Sam Touzani combat les interdits et a le chic pour se faire quelques ennemis. C’est la mine discrète qu’il rappelle avoir rencontré quelques « mauvais frères » à la sortie de ses spectacles. « Je n’aime pas en parler, pour ne pas faire le lit de l’extrême droite ou des nationalistes. Mais c’est vrai, j’ai déjà trouvé vingt mecs qui m’attendaient pour me casser la gueule. Les menaces et les insultes, je ne les compte plus… Mais ce n’est rien en comparaison de ce que d’autres subissent tous les jours, comme mon amie Zineb El Rhazoui ». Journaliste à Charlie Hebdo, en congé lors des attentats, elle vit aujourd’hui sous très haute protection policière.

Le couple, cette histoire belge

Il découvre sa troisième oeuvre : Le Baiser, de Klimt.  » Après une rupture douloureuse, ce « baiser » me mettait hors de moi. Je disais : « Mais c’est cette beauté-là que je voulais ! C’était cet amour-là qu’on m’avait promis ! » J’étais fou de colère, je dégueulais mes mots, je hurlais mes larmes… C’était moche mais j’en avais besoin. C’est l’avantage des pleurs : contrairement aux rires, on peut pleurer éternellement. » Plus touchant qu’amusant, Sam Touzani « sketche » les cris, les larmes et le désespoir d’un homme abandonné. « Puis, pour m’en sortir, j’ai décidé d’écrire l’histoire d’un couple, que je ne pensais pas être le mien. Tu parles : C’est ici que le jour se lève, c’était moi ! (NDLR : entremêlant la danse et le théâtre, ce spectacle propose des instantanés de la vie de couple pour en révéler son extrême fragilité.) »

Le Baiser, de Klimt.
Le Baiser, de Klimt.© DR

Nous revenons au Baiser et sur ce que cette oeuvre évoque chez lui, hors la rupture. « Avec ce tableau, Klimt divinise l’amour, il le représente en 24 carats avec des poussières de diamant et nous fait « voyeurs » de cet amour idéal. Ce couple, agenouillé sur un tapis de fleurs, c’est l’Eden ou le Paradis, c’est l’amour idéalisé avant le péché originel. Si différents et libres à la base, ces êtres vont pourtant fusionner et se mélanger dans un amour pur et sacré. Evidemment, pour moi, qui étais toujours dans la fusion, ça me parle ! Même si la fusion c’est magnifique, je me rends compte maintenant que ce n’est pas vivable… Une relation inconditionnelle du type « c’est toi que je veux, tout le temps », c’est un enfer pour l’autre. Aujourd’hui, j’en ai fini avec ça, même si je m’autorise encore des moments de fusion. Je l’avoue, j’en ai besoin. Heureusement, à 47 ans, on est moins « chien fougueux » qu’avant. »
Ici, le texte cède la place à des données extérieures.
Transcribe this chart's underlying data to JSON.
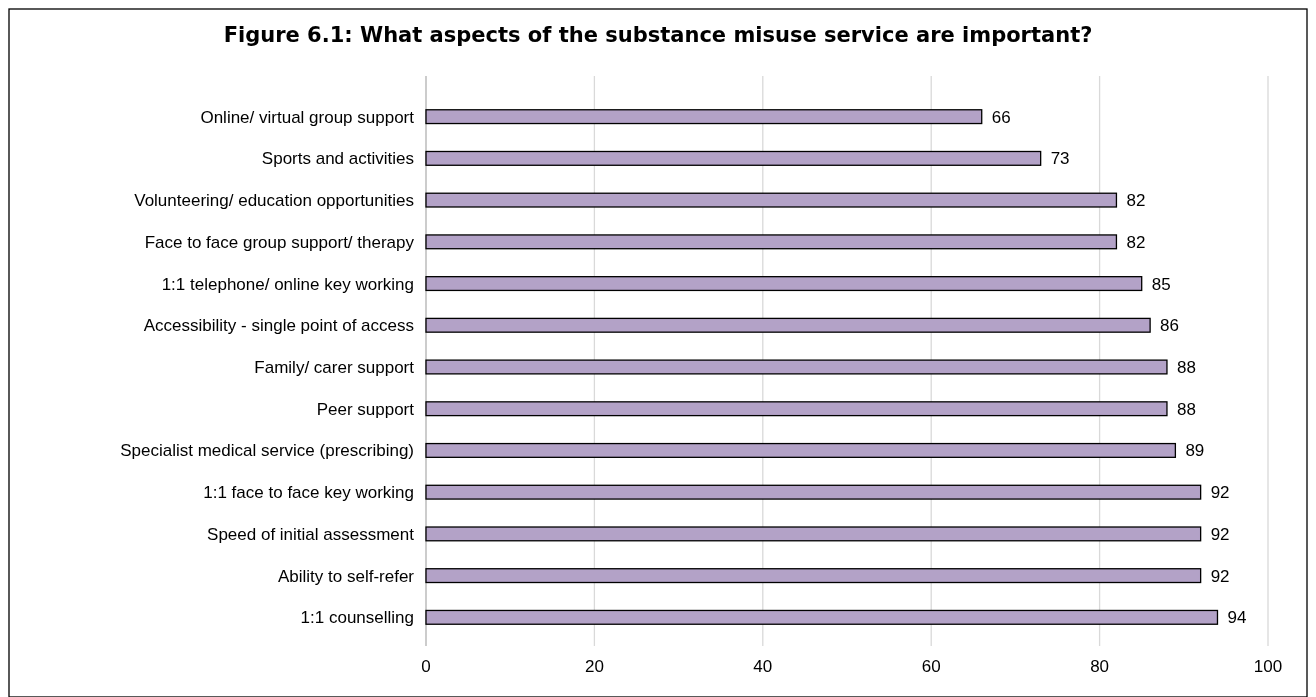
{
  "chart_data": {
    "type": "bar",
    "orientation": "horizontal",
    "title": "Figure 6.1: What aspects of the substance misuse service are important?",
    "categories": [
      "Online/ virtual group support",
      "Sports and activities",
      "Volunteering/ education opportunities",
      "Face to face group support/ therapy",
      "1:1 telephone/ online key working",
      "Accessibility - single point of access",
      "Family/ carer support",
      "Peer support",
      "Specialist medical service (prescribing)",
      "1:1 face to face key working",
      "Speed of initial assessment",
      "Ability to self-refer",
      "1:1 counselling"
    ],
    "values": [
      66,
      73,
      82,
      82,
      85,
      86,
      88,
      88,
      89,
      92,
      92,
      92,
      94
    ],
    "color": "#b3a2c7",
    "xlim": [
      0,
      100
    ],
    "xticks": [
      0,
      20,
      40,
      60,
      80,
      100
    ],
    "grid": "x",
    "data_labels": true
  }
}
Mais pas moins torrent ! Le comédien ne s’arrête plus. « Finalement, je crois beaucoup à l’amour mais peu au couple. « Faire un couple », c’est avoir une vision belge de la vie : c’est faire des compromis. Et le risque des compromis, c’est la compromission. L’intelligence, c’est de trouver un juste milieu où les deux libertés individuelles restent ce qu’elles sont mais trouvent un point d’intersection pour se rejoindre. »

Un peu chamboulé après avoir raconté l’histoire d’amour de ses parents et la mort de son père, Sam Touzani se lève et file refaire du café. Est-ce parce qu’il venait d’une famille où la liberté n’était aussi aisée qu’il en reste aujourd’hui si épris ? « Tu sais, je n’avais pas conscience que j’étais marocain. L’identité ne m’avait pas questionné jusqu’au jour où une école (célèbre à Bruxelles) a refusé de nous inscrire, mes soeurs et moi. Pour eux, nous n’avions pas les mêmes valeurs. C’était une claque pour moi qui avais toujours été belge dans la rue et marocain à la maison. Je me suis alors posé beaucoup de questions et très vite, j’ai choisi d’être « universaliste »… C’est un peu ce que je dis dans mes spectacles : « A l’identité, je préfère la citoyenneté. » C’est ça qui compte. Certains diront « oui mais, là, c’est l’artiste qui parle », c’est faux : on est tout ce qu’on est et en tant qu’artiste, nous avons une responsabilité éthique énorme. »

Son amoureuse va arriver. Il est l’heure de nous quitter. Pour tout ce qui n’a pas été abordé ici, allez voir ses spectacles. Vous y retrouverez un Sam Touzani tout entier.